When we train or fine-tune models with explicit objectives on safety-relevant behaviors (e.g., refusals, de-escalation, calibrated uncertainty), how do the discovered emotion vectors and their stability/modularity change over training, and can shifts in these vectors be used as an interpretable diagnostic for overfitting, policy collapse, or safety regression?

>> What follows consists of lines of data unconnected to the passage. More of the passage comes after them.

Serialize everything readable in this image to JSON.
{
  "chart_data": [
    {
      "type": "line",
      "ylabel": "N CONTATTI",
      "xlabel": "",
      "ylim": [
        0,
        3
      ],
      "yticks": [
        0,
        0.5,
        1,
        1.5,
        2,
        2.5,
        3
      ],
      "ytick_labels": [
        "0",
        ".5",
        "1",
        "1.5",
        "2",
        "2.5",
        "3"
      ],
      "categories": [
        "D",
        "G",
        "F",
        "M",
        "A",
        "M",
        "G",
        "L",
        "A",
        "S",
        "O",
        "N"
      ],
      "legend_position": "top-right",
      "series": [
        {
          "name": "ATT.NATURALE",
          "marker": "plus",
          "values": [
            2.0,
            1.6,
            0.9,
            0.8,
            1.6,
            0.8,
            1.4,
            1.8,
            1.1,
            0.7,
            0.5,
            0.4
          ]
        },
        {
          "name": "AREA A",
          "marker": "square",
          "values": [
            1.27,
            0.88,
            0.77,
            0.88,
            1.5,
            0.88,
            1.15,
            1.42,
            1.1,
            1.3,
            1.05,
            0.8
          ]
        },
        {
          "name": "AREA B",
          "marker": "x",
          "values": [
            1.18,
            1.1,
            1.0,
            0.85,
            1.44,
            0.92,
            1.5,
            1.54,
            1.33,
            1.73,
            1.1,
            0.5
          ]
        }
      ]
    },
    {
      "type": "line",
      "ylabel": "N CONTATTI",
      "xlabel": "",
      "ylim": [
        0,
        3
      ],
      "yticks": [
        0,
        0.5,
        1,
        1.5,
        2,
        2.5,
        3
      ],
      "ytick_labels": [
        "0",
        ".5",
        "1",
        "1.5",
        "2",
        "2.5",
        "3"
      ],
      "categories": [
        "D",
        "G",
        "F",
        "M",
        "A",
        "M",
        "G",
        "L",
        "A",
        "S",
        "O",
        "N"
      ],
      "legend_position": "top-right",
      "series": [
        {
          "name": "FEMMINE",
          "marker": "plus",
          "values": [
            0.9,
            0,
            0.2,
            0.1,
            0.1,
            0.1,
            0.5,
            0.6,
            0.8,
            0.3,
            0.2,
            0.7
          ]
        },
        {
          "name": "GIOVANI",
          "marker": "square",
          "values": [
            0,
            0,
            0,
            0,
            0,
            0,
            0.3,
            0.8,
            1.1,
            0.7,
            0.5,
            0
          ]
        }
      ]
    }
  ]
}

anthropic-functional-emotions | Updated at

Answer

Emotion vectors will likely drift and sometimes become more “policy-aligned” during safety training, with mixed effects on stability/modularity. Monitoring these shifts can plausibly act as a useful but noisy diagnostic for overfitting, policy collapse, or safety regression, but this is mostly conjectural and needs targeted longitudinal studies.

Sketch answer:

  • During safety fine-tuning (e.g., SFT + RLHF/RLAIF on refusals, de-escalation, calibration):

    • Coarse valence / prosocial / caution-like emotion vectors likely align more with safety policies (stronger coupling to refusals, hedging, de-escalation).
    • Some vectors become less modular: they start to affect a broader set of behaviors (e.g., generic verbosity, style) as the safety policy is baked into many contexts.
    • Others may fragment: richer emotions (guilt, worry) may decompose into multiple sub-directions reflecting separate mechanisms (harm-salience, risk-aversion, apology style).
    • Stability over prompts may increase for high-level safety-aligned directions but decrease for more nuanced social states that get repurposed by policy training.
  • As training proceeds, we can track for each emotion vector:

    • Drift in direction (cosine change in representation space).
    • Change in stability (variance of effects across tasks).
    • Change in modularity (how narrowly it affects safety metrics vs broad behavior).
  • Potential diagnostics:

    • Overfitting / narrow policy lock-in:
      • Emotion vectors that were previously broad and stable suddenly become:
        • Highly predictive only on training-like prompts.
        • Unstable or reversed on out-of-distribution or adversarial prompts.
      • Large late-stage drift in safety-relevant vectors without corresponding improvements on held-out safety metrics.
    • Policy collapse:
      • Abrupt loss of previously stable prosocial/caution vector effects (e.g., steering no longer changes refusal or de-escalation rates).
      • Convergence of multiple distinct emotion vectors onto a single behavior pattern (e.g., many directions now all just increase generic refusals), suggesting reduced diversity of control knobs.
    • Safety regression in later fine-tunes:
      • Reduced coupling between harm-salience/caution-like vectors and actual refusal / hedging behaviors.
      • Increased coupling between eagerness-to-help-at-all-costs directions and boundary-pushing or overconfident answers.
  • How to use this in practice:

    1. Fix a reference checkpoint (pre-safety or early-safety model).
    2. Discover emotion vectors there (using contrastive data) and lock them.
    3. Track these same directions across later checkpoints:
      • Measure drift, stability, modularity, and behavioral coupling.
    4. Define simple indicators, e.g.:
      • “Caution vector decoupling index”: change in its effect on refusal/hedging between reference and current model.
      • “Emotion-bundle collapse index”: drop in modularity / rise in cross-metric entanglement for key vectors.
    5. Trigger audits when indicators cross thresholds, and compare to external safety evals.
  • Expected utility:

    • Best viewed as an interpretability-based early-warning and debugging tool, not as a primary safety guarantee.
    • Likely more informative for mid-sized or lightly instruction-tuned models; effects may be weaker for heavily policy-dominated frontier models.